A nomeação iria ser naturalmente polémica, e imaginar a cara de espanto de tantas pessoas ao saberem da notícia foi mais uma razão para dizer que sim. Há 40 anos que existe um determinado perfil de presidente das comemorações do 10 de Junho e eu não encaixo nele nem a martelo. Só mesmo a Marcelo, que anda há três anos a reconstruir o papel tradicional do Presidente da República — eu sou apenas mais um tijolo. Não acho que as críticas sejam uma questão de tendência política, embora a tendência política ajude. Penso que no essencial é uma questão de Clube do Bolinha, onde é suposto estar vedado o acesso a quem não é senador, grande intelectual ou catedrático. Tenho 45 anos, escrevo opinião nos jornais há 16 anos e há 16 anos que ouço isso. Todas as semanas me dizem que eu não deveria estar a escrever no PÚBLICO (jornal bom de mais para mim), nem a falar no Governo Sombra (companhia boa de mais para mim). As críticas que tenho escutado nos últimos dias são apenas uma variação generalizada de algo que me é aconselhado desde sempre, e que varia entre “está calado” e “fala mais baixo”. Sei que sou um corpo estranho e irritante no meio jornalístico, político e intelectual lisboeta. Felizmente, também é essa estranheza que justifica que continue a escrever e a falar. 
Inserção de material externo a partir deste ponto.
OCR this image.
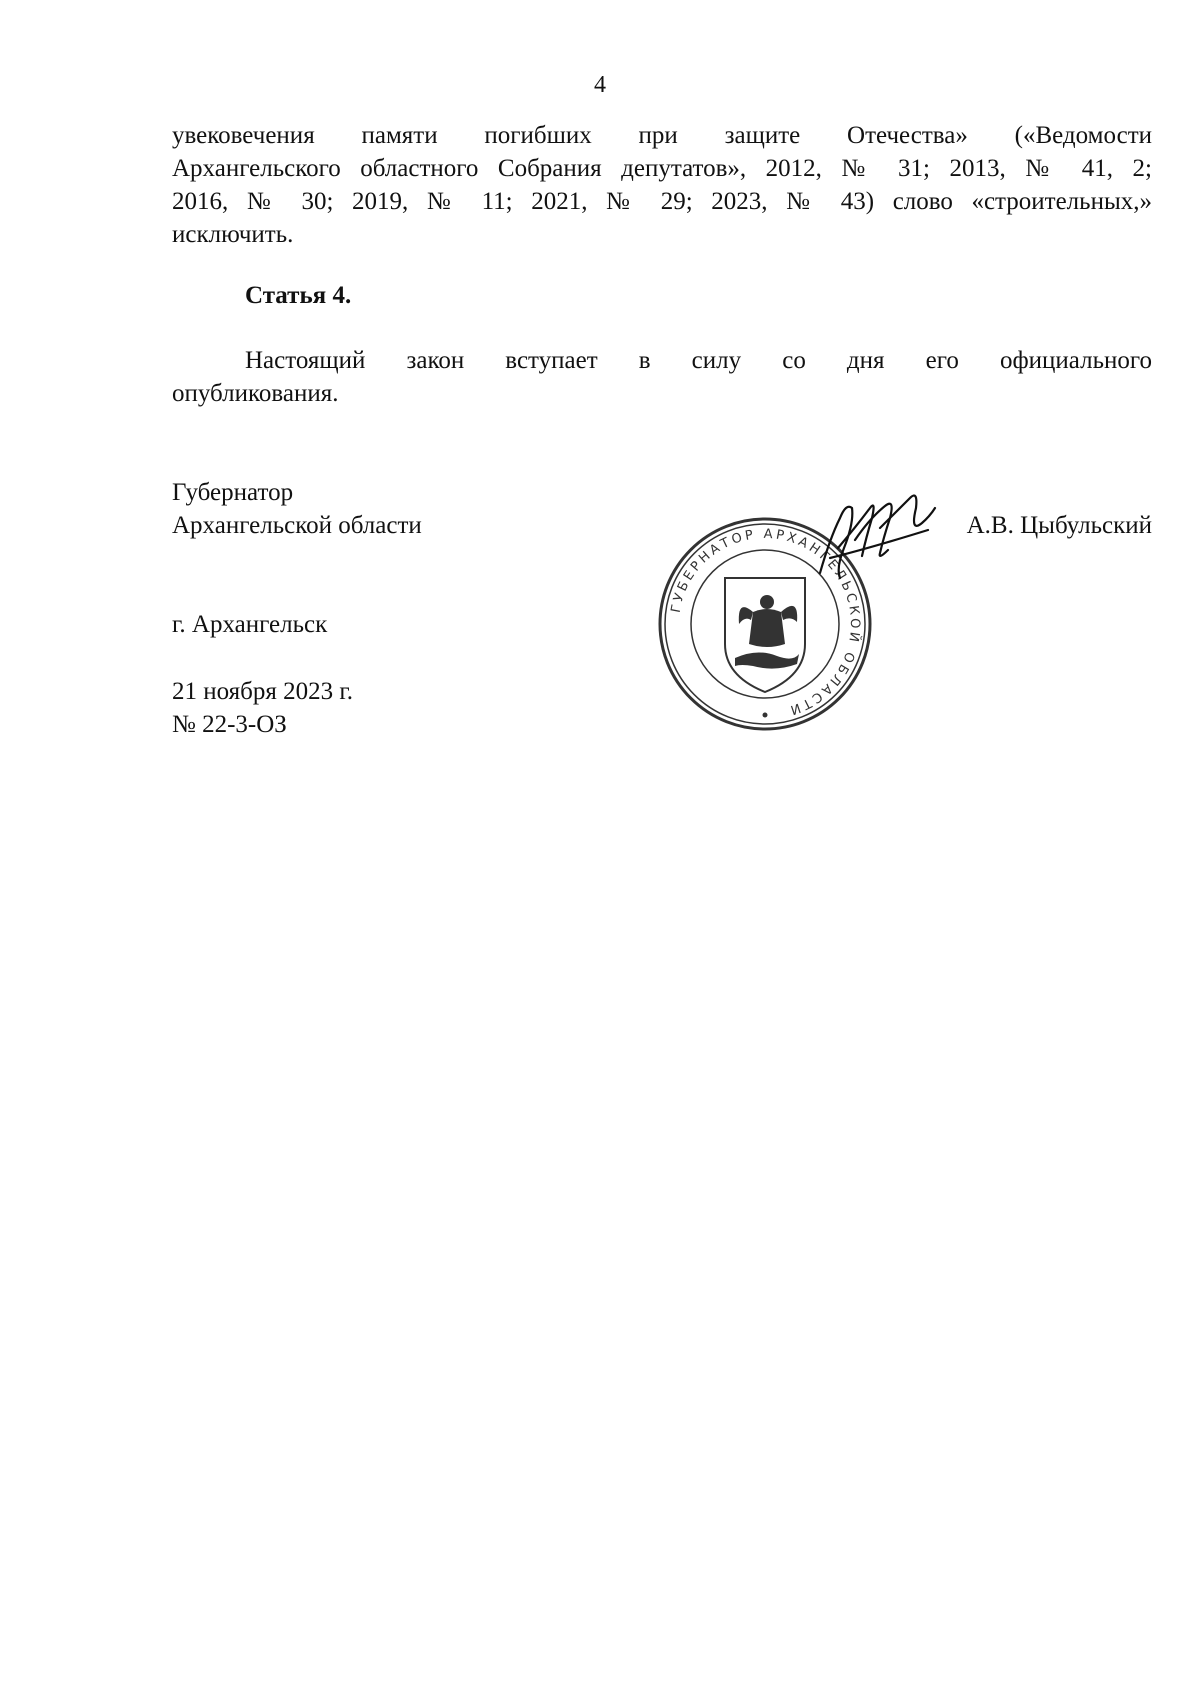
4
увековечения памяти погибших при защите Отечества» («Ведомости
Архангельского областного Собрания депутатов», 2012, № 31; 2013, № 41, 2;
2016, № 30; 2019, № 11; 2021, № 29; 2023, № 43) слово «строительных,»
исключить.
Статья 4.
Настоящий закон вступает в силу со дня его официального
опубликования.
Губернатор
Архангельской области	А.В. Цыбульский
г. Архангельск
21 ноября 2023 г.
№ 22-3-ОЗ
ГУБЕРНАТОР АРХАНГЕЛЬСКОЙ ОБЛАСТИ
Qual a mais-valia que entende poder dar para estas comemorações?
Posso fazer o papel de romeiro, e, sempre que me perguntarem quem sou, responder: “Ninguém.” Tenho vindo a afeiçoar-me a essa ideia de um tipo banal, pai de quatro filhos, que vive de escrever nos jornais, e que não é ninguém, poder presidir a uma comemoração como esta. Escrevi várias vezes sobre discursos do 10 de Junho e sempre me incomodou uma certa pomposidade, que me parecia distante e artificial. Pomposo certamente não serei, o que já é uma mais-valia.

O modelo das comemorações será o habitual ou pensa introduzir elementos novos de comunicação?
É prematuro adiantar alguma coisa a esse respeito, embora o essencial do modelo já esteja definido pelo Presidente, com as celebrações a desdobrarem-se por Portugal e Cabo Verde. O aspecto mais relevante do meu cargo são os discursos, que basicamente consistem em colocar ideias numa folha de papel e em defendê-las com argumentos desejavelmente consistentes. Não é nada que me assuste. Costumo fazê-lo três vezes por semana aqui no PÚBLICO.